Like most people on the Left, I was despondent on Election Night. Head in hands, I tried to make sense of it all, tried to convince myself that it wasn’t as bad as it seemed. I tried to believe that our country hadn’t been taken over by Fascists. It took a few days, but I eventually snapped out of it.
The weekend after the election I went on Twitter to try and help build a new Democratic Party. I replied to a few Hillary supporters (whom I will hereafter refer to as “Liberals”), saying that we needed a party that actually stood for something and wasn’t just Republican Lite. Their responses were instructive. One said I was “clearly delusional.” Another said my comment was a sign of “latent misogyny.”
So, to recap, my substantive critique of Hillary’s candidacy was brushed aside as either sexist or totally out-to-lunch. I quickly realized what should’ve been obvious beforehand: Social media platforms aren’t the ideal venue for constructive political debate. But, in defense of my opponents, they appeared to be women, and I am a white, middle-class man. They had much more to fear from a Trump presidency than I did.
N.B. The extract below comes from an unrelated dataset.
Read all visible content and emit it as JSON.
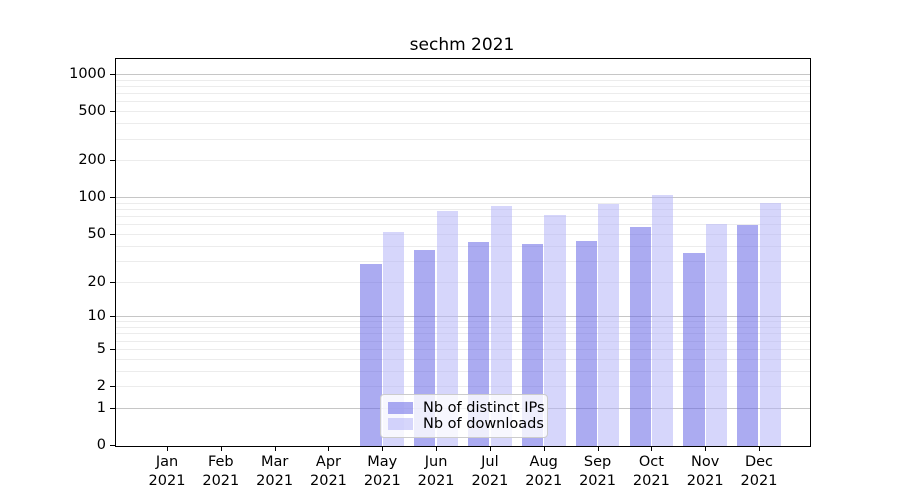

Trump quickly justified their fears by adopting the misogynist policies of a typical Republican administration, limiting access to abortion at home and abroad and showing zero interest in addressing the gender wage gap. He has even outdone the GOP establishment in terms of racism and xenophobia by issuing a travel ban against seven Muslim-majority countries in the Middle East. Once again, two traditionally marginalized groups, women and people of color (POC), are being sacrificed to “make America great again.”
But the mainstream media’s (MSM) response to this has been far more hostile than their reaction to similar policies instituted by George W. Bush and Barack Obama during their presidencies. And Liberals’ immediate loathing of President Trump outstripped even their disdain of Dubya following the 2000 election debacle. There’s plenty of criticism of his policies, but this is nearly drowned out by the chorus of outrage at his behavior. What really seems to have people up in arms is Trump’s boorishness, which is considered “unbecoming of the Office of the President of the United States of America.”
For this reason, it’s been hard for me to take much of the “Resistance” seriously. The main criticism of Trump is a matter of style, not substance. Beneath the crass surface, there remains significant continuity between the Trump and Obama Administrations (just as there was significant continuity between Obama and his predecessor).
Trump has merely escalated Obama’s wars in Afghanistan, Iraq, Syria, Yemen and Somalia, most of which he inherited from Dubya and did little to nothing in eight years to end or diminish. Denying entry to the Homeland to dozens or hundreds of people from these countries seems like small potatoes compared to killing thousands of their countrymen and -women each year.
Trump has also continued the tradition of handing control of the economy to the Captains of Wall Street, especially those from Goldman Sachs. We can surely expect a positively Obama-like deference to the High Priests of Finance, whom the previous administration spared from prosecution for the egregious acts of fraud and malfeasance that precipitated the Great Recession.
Given her record, there was every reason to believe that Hillary would sustain these policies. At least with Trump there’s a chance (albeit tiny and shrinking by the day) he’ll chart a different course for the country. Even if you’re a woman or POC, the issues on which mainstream Democrats and Republicans actually differ (abortion, LGBTQ rights) are minor compared to those on which they agree (economics, foreign policy).
As much as the MSM would like us to believe that everything was fine until Trump came along, things haven’t changed that much since he took office. We haven’t been taken over by Fascists. Trump has spouted a lot of vile invective reminiscent of Hitler and Mussolini, but he bears a much closer resemblance to the Wizard of Oz, a seasoned showman who draws our attention away from the real action. If you pull back the curtain, you’ll find the same Wizards of Wall Street who got us into this mess in the first place.